A 2002 report titled “The Supply, Demand and Use of Palliative Care Physicians in the United States,” prepared for the Bureau of HIV/AIDS, Health Resources and Services Administration, revealed that 64% of American Academy of Palliative and Hospice Medicine-certified physicians felt there was a need for more palliative physicians to meet patient needs.7 Thus, it is encouraging that palliative care is one of the fastest growing services in modern health care. Since the 2002 report, the number of palliative care teams within US hospitals with 50 or more beds has increased by 157%: from 658 in the year 2000 to more than 1692 in 2012.8 Of hospitals with more than 100 beds, 55% offer a palliative care program, and nearly one-fifth of community hospitals have palliative care programs. Furthermore, over the past 10 years, more than 1000 new hospital-based palliative care programs have been created. While these data reflect overall trends, regional variation in access to palliative care is considerable. The prevalence of palliative care in hospitals is highest in the Northeast and lowest in the South (when considering facilities of all bed sizes); however, the South has the highest prevalence of palliative care programs in hospitals with more than 50 beds.8
The major ongoing barriers to offering palliative care at all health care facilities presently seems related to the lack of workforce training programs, inadequate funding for research, and payment models linked to quality measures.4 The US Department of Veterans Affairs has launched a program to address workforce training with a goal of making palliative care available in all regions and settings.9 Future funding for research and efforts to establish payment mechanisms based on quality show great promise for the coming years, due to interest in all the key stakeholders. The Center to Advance Palliative Care has proposed specific policy initiatives at the federal level to help convert that promise to a reality.4
A Palliative Care Provider Directory of Hospitals is available online as a practical resource and may help patients and providers across the United States locate hospitals that provide palliative care. Additional resources available on the www.getpalliativecare.org website identify its value and include basic definitions of palliative care and handouts for patients and families.

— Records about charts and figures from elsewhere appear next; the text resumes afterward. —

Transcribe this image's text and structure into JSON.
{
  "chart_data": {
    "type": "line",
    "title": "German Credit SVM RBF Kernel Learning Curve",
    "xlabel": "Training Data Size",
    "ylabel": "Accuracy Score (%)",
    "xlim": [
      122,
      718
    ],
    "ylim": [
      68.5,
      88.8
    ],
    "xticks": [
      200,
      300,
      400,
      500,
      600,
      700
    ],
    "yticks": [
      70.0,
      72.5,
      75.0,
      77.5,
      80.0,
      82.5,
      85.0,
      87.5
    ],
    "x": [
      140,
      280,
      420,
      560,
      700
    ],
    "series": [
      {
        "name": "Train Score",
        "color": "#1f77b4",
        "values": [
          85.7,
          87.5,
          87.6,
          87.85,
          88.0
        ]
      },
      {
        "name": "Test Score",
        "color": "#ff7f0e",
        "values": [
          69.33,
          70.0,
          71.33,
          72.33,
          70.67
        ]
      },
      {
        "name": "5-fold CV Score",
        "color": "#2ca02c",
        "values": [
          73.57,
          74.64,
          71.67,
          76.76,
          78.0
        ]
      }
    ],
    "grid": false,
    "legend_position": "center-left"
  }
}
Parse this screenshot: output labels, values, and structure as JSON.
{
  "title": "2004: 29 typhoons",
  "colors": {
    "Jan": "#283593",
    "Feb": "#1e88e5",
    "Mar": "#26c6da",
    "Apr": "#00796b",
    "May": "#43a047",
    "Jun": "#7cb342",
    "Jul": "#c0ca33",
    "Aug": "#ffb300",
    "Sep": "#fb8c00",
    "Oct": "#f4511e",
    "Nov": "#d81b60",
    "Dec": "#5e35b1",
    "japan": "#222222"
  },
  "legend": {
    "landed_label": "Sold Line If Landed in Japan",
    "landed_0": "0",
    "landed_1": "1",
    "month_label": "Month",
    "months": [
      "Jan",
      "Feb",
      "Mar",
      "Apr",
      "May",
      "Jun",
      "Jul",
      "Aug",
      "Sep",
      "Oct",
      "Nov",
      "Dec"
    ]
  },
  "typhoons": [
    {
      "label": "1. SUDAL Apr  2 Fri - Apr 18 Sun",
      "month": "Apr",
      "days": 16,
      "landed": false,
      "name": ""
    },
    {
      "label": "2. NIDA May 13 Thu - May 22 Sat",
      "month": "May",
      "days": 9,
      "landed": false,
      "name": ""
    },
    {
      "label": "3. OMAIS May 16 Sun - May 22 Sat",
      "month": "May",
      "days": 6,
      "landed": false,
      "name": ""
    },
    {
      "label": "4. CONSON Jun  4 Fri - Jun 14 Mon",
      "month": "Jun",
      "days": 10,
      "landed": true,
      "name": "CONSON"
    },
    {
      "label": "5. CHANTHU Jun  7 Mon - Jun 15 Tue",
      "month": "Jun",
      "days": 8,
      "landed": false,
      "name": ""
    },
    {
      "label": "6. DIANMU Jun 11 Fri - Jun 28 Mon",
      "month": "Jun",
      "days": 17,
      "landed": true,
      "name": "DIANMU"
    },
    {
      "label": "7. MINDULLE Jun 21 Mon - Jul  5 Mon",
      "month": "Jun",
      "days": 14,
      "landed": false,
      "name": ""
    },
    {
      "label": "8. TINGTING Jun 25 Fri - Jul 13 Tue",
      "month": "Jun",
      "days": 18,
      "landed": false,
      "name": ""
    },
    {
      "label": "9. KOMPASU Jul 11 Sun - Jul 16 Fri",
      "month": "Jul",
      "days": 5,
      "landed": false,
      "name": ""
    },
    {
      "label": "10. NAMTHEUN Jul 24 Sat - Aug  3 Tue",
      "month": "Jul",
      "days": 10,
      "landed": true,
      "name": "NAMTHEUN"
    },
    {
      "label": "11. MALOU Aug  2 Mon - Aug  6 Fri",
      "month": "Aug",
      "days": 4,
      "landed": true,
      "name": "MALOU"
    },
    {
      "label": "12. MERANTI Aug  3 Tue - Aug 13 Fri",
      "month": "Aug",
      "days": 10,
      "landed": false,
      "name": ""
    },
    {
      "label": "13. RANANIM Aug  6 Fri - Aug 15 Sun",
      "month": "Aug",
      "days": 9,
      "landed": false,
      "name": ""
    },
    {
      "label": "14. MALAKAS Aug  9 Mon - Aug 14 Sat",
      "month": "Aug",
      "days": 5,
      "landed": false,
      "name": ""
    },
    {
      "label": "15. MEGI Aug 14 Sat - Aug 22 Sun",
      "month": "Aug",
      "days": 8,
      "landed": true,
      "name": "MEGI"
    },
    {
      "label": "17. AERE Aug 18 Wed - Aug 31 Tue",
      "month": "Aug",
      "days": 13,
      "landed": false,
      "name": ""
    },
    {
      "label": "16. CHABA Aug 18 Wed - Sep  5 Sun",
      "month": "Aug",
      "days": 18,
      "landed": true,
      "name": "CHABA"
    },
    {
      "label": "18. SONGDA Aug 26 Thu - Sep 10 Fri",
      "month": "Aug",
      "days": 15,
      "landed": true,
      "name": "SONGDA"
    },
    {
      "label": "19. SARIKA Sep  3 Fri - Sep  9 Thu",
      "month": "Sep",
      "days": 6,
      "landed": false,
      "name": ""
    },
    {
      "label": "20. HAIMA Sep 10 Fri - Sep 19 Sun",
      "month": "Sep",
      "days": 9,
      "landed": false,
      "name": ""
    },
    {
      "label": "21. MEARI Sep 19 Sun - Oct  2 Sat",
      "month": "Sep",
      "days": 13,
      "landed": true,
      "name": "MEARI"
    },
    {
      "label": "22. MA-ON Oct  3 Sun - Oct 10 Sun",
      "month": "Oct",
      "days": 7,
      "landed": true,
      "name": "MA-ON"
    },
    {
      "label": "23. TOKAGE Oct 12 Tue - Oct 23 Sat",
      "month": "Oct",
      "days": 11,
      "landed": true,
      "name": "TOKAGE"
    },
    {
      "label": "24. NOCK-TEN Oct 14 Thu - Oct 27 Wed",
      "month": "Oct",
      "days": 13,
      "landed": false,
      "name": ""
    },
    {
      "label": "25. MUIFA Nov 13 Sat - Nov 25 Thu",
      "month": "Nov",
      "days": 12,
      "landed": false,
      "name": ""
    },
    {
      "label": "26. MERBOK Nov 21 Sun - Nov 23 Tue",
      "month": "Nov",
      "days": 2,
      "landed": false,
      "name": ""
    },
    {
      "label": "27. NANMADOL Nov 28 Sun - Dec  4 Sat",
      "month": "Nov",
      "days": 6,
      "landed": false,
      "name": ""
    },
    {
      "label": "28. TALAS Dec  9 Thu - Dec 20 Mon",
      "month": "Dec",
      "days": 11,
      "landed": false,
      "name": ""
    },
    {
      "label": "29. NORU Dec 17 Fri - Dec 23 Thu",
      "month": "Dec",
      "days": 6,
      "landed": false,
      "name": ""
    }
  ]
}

In conclusion, a marker of successful integration of palliative care for patients with PAH will be the consideration and implementation of a palliative care consult in a manner similar to, for example, a renal consult. Renal consults are widely accepted by patients and providers: details of the renal illness can generally be communicated in precise terms. These consults are often performed well before end-stage illness, and access to nephrologists is widespread. Palliative care integration in PAH faces challenges to reach a similar state. However, the recent nationwide expansion of palliative care programs, combined with stakeholder interest in increasing research and establishing viable payment models, suggest optimism regarding the future of palliative care integration in the care of patients with PAH.